Exploring Physical-Digital Experiences Through NFC
Some of the earliest Stellerworks projects revolved around a simple but surprisingly interesting idea:
What if physical objects could act as gateways to digital experiences?
At the time, NFC technology felt strangely underutilised.
Most people associated it with contactless payments, but very few businesses were exploring how physical products themselves could become interactive touchpoints for communication, storytelling, marketing, or engagement.
That curiosity led to a series of early experiments focused around NFC-enabled products and interactive branded objects.
Small projects at first.
Simple products.
But ideas that ended up shaping a lot of our thinking around physical-digital interaction.
The NFC Keyrings
One of the first concepts we explored was the idea of NFC-enabled branded keyrings.

On the surface, they were straightforward products:
Custom-designed physical keyrings embedded with NFC chips that could instantly direct users toward digital destinations with a single tap.
But what interested us wasn’t really the technology itself.
It was the interaction.
The idea that a physical object could instantly bridge someone into a digital experience without needing QR codes, apps, or complicated onboarding.
Just:
tap → connect.

The keyrings were used across a range of different projects and industries.
Some acted as smart business cards.
Some linked directly to websites or digital portfolios.
Others explored operational use cases, such as workflow systems.
One example involved NFC-enabled fleet keyrings for a catering company, where the tags initially linked to digital company information but also opened up opportunities around maintenance logs, checklists, and operational tracking.
Other projects explored NFC engagement within exhibition environments — creating physical branded objects that could direct visitors toward digital content, product information, or interactive experiences with a simple tap.
What started as small experiments quickly became something more interesting:
An exploration into how physical products could carry digital functionality in a way that felt intuitive and natural.
The Brand Beacon
As those ideas evolved, we began experimenting with larger and more visually engaging formats.

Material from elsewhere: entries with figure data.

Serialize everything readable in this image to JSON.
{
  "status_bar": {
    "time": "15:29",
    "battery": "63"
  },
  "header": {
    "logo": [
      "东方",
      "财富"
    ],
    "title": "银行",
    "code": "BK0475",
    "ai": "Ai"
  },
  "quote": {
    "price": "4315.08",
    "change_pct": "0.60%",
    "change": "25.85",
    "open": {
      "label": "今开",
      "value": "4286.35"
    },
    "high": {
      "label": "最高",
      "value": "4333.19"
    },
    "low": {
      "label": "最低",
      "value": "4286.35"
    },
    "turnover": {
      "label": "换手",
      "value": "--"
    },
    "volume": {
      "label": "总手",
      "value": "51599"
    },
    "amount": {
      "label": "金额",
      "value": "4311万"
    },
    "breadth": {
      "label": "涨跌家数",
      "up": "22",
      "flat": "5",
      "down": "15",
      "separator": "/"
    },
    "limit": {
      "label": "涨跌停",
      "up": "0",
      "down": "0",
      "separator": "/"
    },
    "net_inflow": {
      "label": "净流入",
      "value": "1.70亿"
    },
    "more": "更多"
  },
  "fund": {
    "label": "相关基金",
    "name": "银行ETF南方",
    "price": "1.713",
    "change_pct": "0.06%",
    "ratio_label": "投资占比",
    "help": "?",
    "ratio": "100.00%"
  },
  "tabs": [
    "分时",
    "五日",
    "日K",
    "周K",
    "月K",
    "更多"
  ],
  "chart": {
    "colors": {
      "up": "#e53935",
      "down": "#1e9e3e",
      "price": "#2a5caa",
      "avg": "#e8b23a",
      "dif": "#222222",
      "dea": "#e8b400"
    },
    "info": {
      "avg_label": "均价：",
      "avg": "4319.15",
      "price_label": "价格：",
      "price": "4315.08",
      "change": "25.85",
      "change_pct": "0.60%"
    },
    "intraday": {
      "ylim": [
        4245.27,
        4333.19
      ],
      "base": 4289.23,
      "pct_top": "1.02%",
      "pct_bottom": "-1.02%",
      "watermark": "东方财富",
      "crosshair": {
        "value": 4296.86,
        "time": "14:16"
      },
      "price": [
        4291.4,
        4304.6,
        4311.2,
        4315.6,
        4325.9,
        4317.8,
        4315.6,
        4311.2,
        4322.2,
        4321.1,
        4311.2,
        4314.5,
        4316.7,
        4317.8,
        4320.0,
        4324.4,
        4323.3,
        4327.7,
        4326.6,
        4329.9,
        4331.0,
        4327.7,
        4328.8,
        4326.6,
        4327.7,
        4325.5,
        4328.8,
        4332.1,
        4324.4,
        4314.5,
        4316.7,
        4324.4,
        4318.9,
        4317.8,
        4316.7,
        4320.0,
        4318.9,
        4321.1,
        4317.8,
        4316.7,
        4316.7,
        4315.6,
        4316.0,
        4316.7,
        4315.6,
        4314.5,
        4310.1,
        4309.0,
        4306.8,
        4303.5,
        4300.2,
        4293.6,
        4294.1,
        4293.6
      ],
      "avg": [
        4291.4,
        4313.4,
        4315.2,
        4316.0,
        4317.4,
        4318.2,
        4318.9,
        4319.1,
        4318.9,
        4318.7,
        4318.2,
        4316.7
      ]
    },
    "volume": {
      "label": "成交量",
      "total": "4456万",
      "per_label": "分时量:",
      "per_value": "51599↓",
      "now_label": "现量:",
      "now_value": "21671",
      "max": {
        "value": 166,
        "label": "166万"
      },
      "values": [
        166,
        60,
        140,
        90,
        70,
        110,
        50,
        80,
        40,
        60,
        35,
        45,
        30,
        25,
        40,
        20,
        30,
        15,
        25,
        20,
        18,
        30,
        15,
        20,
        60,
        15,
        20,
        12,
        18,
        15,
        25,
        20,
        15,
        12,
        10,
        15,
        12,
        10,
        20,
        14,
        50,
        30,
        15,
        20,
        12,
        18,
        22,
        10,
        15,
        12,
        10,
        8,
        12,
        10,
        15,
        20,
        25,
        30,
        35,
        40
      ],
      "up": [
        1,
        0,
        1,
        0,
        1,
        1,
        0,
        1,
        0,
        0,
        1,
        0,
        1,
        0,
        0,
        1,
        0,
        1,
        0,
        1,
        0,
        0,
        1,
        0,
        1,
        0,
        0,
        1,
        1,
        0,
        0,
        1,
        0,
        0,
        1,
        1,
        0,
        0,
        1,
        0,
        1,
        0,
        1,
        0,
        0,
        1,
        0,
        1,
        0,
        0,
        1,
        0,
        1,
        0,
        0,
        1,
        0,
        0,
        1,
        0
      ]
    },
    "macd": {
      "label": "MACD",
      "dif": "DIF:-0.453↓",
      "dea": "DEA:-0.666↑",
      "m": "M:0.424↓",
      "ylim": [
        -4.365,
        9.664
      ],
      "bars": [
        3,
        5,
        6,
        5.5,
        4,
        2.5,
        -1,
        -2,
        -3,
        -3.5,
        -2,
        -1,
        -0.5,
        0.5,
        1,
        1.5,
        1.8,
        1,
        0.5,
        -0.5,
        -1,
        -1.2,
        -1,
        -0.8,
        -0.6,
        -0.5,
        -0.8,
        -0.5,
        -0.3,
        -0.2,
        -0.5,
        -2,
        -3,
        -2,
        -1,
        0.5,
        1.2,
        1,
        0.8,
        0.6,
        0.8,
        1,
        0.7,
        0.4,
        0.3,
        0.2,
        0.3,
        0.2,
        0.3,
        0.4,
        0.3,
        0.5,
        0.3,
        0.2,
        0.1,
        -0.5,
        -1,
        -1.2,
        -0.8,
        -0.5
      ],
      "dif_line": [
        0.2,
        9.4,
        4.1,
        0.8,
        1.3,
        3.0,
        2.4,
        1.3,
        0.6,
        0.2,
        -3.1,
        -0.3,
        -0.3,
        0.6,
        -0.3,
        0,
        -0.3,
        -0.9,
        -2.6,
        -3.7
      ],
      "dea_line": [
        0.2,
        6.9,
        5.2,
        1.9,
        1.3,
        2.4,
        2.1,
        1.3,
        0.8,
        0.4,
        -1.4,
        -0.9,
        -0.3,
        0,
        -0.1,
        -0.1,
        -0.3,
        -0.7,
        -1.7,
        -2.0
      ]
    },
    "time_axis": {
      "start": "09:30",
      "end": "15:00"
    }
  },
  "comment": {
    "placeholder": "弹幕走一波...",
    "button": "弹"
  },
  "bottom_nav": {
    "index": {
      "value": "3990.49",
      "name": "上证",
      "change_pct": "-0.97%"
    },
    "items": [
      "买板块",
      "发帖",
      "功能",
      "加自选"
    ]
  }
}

That eventually led to the development of the “Brand Beacon” concept.
The idea was to create an illuminated branded display piece with embedded NFC functionality — something that could sit on a reception desk, exhibition booth, meeting table, or showroom space and immediately attract attention.
Part display object.
Part digital gateway.
Part conversation starter.
The interaction remained intentionally simple:
See → Tap → Engage.

Rather than relying on printed materials or static displays, the Brand Beacon was designed to create a direct bridge between a physical environment and digital information.
A single tap could direct someone toward:
- product information
- company introductions
- lead capture pages
- booking systems
- interactive content
- portfolios
- videos
- contact information
Looking back now, what’s interesting is that the Brand Beacon was never really about NFC technology alone.
It was an exploration into how physical objects themselves could become interfaces.
Not just products to look at, but objects that actively connect people to information, systems, stories, and experiences.
Looking Back
At the time, these projects felt relatively small.
But in hindsight, many of the ideas explored through the NFC keyrings and Brand Beacon still connect closely to the wider direction of Stellerworks today.
Interactive exhibition pieces.
Branded engineering models.
Physical storytelling.
Embedded interaction.
Experimental product concepts.
They all share a similar thread:
Using physical products to create engagement in ways that purely digital experiences often struggle to replicate.
What’s changed since then is the technology surrounding those ideas.
AI-assisted workflows.
Additive manufacturing.
Rapid prototyping.
Computational design.
Embedded systems.
Digital fabrication.
The tools continue to evolve quickly.
But the underlying curiosity has stayed surprisingly consistent:
How can physical objects become more meaningful, interactive, and connected within an increasingly digital world?
Those early NFC projects were some of our first attempts at exploring that question.
And looking back now, they still represent an important part of how we think about interaction, engagement, and the relationship between physical products and digital experiences.